Setelah menikmati wisata religi yang menenangkan hati, tibalah saatnya untuk mempererat dan memperkuat kekeluargaan diantara kami, BKI 2015. Tentu saja, melalui kegiatan yang dikemas dalam bentuk wisata yang sesungguhnya. Tempat tujuan kami selanjutnya yaitu Jatim Park I. Pergolakan batin, perbedaan pendapat sempat terjadi bersamaan dengan hujan yang turun membasahi bumi. Langit pun menangis semakin kencang. Musyawarah dengan jalan mufakat, itulah yang selalu dijunjung tinggi. Panitia bersama para dosen pendamping ingin melihat kami bahagia dalam menjalani rihlah ini. Tidak ada rotan, akar pun jadi. Tidak jadi ke Jatim Park I, kami pun sepakat untuk menikmati wahana di Batu Night Spektakuler (BNS) dilanjutkan ke Alun-alun Kota Wisata Batu, pusat oleh-oleh, dan pulang dengan selamat ke kota istimewa, Yogyakarta. Semester 6 sudah menanti!

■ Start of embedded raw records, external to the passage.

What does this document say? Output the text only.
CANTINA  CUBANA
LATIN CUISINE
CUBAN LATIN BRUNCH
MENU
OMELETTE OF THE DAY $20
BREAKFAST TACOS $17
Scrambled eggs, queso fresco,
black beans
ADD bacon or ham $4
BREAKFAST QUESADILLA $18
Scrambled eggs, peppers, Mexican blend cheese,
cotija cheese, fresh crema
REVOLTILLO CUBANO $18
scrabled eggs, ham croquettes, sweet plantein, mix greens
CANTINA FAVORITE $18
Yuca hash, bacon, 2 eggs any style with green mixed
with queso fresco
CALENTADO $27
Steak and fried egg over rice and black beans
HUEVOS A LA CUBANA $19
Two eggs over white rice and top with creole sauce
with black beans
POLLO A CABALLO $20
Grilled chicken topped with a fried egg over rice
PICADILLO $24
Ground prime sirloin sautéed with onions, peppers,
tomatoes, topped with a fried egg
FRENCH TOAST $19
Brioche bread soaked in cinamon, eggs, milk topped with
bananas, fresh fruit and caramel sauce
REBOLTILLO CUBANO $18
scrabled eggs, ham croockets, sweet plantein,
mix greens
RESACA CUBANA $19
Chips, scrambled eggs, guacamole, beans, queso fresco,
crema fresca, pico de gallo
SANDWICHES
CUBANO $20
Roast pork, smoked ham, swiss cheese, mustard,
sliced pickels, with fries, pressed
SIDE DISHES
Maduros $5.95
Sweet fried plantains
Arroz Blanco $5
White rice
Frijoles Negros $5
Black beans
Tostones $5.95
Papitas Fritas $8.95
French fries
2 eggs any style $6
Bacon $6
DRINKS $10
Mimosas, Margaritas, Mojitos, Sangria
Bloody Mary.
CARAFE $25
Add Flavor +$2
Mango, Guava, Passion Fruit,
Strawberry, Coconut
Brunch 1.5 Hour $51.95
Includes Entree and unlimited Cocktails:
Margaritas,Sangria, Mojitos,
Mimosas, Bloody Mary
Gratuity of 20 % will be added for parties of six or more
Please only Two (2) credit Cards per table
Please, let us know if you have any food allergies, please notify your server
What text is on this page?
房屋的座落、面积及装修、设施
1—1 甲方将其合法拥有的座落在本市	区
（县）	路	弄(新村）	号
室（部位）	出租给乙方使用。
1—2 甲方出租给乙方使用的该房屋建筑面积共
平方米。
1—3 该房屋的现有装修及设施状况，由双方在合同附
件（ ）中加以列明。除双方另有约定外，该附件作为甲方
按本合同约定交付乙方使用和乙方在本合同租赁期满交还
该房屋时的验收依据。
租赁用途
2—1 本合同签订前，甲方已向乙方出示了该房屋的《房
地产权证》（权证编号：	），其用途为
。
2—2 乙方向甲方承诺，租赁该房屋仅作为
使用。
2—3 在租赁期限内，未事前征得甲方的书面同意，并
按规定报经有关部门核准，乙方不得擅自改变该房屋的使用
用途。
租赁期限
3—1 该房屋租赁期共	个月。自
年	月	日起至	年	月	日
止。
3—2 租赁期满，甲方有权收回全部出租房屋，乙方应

Biarlah secara struktural kami dipecahkan oleh adanya konsentrasi. Bahkan sebentar lagi akan dipecah secara berkelompok dengan adanya KKN, PPL, bahkan terpecah secara individu, yaitu karena tuntutan skripsi. Namun secara kultural, kuatnya tali kekeluargaan diantara kami tidak dengan mudah dapat diputus begitu saja. Pupuk demi pupuk, siraman demi siraman yang rutin diberikan menjadikan kekeluargaan kami semakin tumbuh subur. Semoga.
“Manfaatnya luar biasa sekali. Kekompakan, kebersamaan, motivasi, dan pengalaman di luar kampus, dll. Ayo saving dari sekarang, biar tidak terasa memberatkan”, ucap Pak Nailul Falah, S.Ag.,M.Si. Semoga pesan, kesan, sekaligus rekomendasi dari beliau dapat menjadikan semangat bagi adik-adik angkatan 2016 dan 2017 untuk terus menjaga kekompakan dengan teman seangkatan maupun dengan lintas angkatan. Karena BKI bukan tentang aku, kamu, atau mereka. BKI bukan tentang konsentrasi pendidikan atau konsentrasi masyarakat. BKI bukan tentang angkatan 2015, 2016, 2017 atau angkatan sebelum 2015 terdahulu maupun angkatan setelah 2017 mendatang. Akan tetapi, BKI adalah KITA. Ya, tentu saja. Kita yang selalu bersemi di hati para dosen, orang tua, masyarakat, konseli, keluarga, dan anak-anak kita nanti. Salam BKI! Bersemi di hati.